Moses led the people during their desert wanderings, but once the people were established as a nation, this blood sacrifice would continue in the temple in Jerusalem. The constant sacrifice of goats and bulls was never sufficient for the total forgiveness of sins, but it was a foreshadowing of the blood sacrifice Jesus would make. Jesus's one-time sacrifice for the forgiveness of sins was so full and so complete that he ended all sacrifices from that point forward. So now, for those of us who come afterwards, our role to participate in God's covenant is not to offer a new sacrifice of blood, but rather simply to participate in the one-time sacrifice that Jesus offered, and we do that through the Mass.

Here at the Mass, Christ's sacrifice that redeemed us is made present again through bread and the wine that become his real Body and Blood. So let's look at the gospel account of where Jesus institutes the Eucharist. The gospel tells us that Jesus took bread, blessed it, broke it, and gave it to those around him. Notice the four verbs: took, blessed, broke, and gave. These verbs are used at the feeding of the 5,000, and then again in the Eucharistic Prayer to again describe Jesus's action with the bread. And really, it summarizes the mystery of our redemption. At the Incarnation he took on human flesh and blessed it, and then at the Crucifixion it was broken in order to be given to us.
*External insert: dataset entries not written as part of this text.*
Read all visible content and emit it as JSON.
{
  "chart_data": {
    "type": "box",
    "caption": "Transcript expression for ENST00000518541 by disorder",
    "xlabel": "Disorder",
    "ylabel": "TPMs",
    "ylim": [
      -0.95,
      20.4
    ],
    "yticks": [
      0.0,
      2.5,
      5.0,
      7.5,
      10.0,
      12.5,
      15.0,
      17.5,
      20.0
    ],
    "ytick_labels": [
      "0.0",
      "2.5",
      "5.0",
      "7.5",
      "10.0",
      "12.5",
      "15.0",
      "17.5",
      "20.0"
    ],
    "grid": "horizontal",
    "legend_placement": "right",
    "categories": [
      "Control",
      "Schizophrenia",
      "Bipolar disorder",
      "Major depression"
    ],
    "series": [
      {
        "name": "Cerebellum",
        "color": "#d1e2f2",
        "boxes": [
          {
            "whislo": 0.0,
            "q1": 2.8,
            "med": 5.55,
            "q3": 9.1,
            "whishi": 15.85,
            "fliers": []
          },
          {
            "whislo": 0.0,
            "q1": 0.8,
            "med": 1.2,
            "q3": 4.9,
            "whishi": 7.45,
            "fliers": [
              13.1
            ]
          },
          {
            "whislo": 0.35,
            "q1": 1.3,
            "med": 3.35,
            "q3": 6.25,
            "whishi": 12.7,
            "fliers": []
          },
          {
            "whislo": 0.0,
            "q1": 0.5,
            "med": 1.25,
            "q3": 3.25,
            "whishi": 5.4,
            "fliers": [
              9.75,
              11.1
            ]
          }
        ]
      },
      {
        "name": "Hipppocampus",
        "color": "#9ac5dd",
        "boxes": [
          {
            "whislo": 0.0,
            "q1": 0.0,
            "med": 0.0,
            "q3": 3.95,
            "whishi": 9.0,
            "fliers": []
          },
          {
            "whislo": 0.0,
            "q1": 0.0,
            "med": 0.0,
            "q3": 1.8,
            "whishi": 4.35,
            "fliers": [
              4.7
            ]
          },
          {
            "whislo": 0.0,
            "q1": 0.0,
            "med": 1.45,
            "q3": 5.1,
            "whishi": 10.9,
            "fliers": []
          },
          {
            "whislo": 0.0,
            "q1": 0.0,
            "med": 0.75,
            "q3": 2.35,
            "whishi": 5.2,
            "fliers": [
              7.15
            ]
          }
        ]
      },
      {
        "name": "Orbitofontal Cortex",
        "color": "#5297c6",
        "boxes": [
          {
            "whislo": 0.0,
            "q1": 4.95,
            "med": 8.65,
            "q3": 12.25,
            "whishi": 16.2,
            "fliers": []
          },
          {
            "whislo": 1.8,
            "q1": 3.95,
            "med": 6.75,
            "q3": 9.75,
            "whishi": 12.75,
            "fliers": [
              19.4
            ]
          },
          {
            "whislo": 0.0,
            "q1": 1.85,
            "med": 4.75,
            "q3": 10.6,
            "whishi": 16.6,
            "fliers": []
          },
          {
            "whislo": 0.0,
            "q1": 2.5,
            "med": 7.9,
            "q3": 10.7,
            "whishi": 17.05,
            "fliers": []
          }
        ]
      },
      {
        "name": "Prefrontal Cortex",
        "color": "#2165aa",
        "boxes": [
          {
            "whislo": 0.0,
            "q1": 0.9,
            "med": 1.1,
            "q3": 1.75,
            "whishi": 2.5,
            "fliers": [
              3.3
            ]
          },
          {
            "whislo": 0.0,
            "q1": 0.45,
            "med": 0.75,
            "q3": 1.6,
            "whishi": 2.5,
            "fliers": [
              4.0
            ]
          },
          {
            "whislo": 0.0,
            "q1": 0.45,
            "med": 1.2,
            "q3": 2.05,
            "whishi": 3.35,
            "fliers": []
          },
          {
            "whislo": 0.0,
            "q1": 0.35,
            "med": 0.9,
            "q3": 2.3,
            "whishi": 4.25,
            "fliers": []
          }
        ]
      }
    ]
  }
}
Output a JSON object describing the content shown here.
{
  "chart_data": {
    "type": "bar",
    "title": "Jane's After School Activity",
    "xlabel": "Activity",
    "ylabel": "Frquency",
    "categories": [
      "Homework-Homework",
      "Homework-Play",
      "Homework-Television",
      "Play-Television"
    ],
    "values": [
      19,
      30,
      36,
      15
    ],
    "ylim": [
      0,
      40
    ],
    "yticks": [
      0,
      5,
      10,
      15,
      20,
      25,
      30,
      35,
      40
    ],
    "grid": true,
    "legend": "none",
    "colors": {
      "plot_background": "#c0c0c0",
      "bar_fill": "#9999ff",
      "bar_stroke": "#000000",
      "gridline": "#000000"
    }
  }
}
And also notice what he says about the wine: "This is my blood of the covenant, which will be shed for many." So the whole mystery of our redemption is recapitulated in the Eucharist we celebrate. Jesus, the second person of the most holy Trinity who died and rose for us, is made present to us in this Eucharist.

So the Mass we celebrate is more than just a fancy way to remember what Jesus did, it is how we enter into covenant with our God. A covenant is an exchange of persons, whereas a contract is simply an exchange of stuff, so in the covenant of the Eucharist God gives us everything he is, his Body, Blood, Soul, and Divinity, and in exchange we uphold our end by offering him everything we are.

So it's crucial that we see this Mass we celebrate as our participation in the covenant worship of God. It is not a clever ceremony we humans came up with, but the Holy Spirit has guided the Church throughout her history to pattern this worship we offer on the worship that happens ceaselessly in Heaven. At Mass, my friends, we worship side by side with saints and angels. We can let Jesus take center stage in our life by letting the Eucharist take center stage in our lives. So on this feast of Corpus Christi, do ask yourself whether you allow the Jesus in the Eucharist to be the center of your life. Do I show up early enough to prepare myself to receive such a great gift? Do I actively focus on the actions and words of the Mass while I'm here? Do I just go to Mass, do I just sit through the Mass, or do I pray the Mass? How many of us could reflect on the hour we spend here and honestly say, "I prayed the Mass." And then, do I take time for thanking God afterwards? These are the easiest things we can do - showing up early, really praying while we're here, and thanking God afterwards - to move in the direction of making God the center of our lives, because these things give God room to operate. Give God room to operate, especially while at Mass, and he will transform your life by drawing you to himself.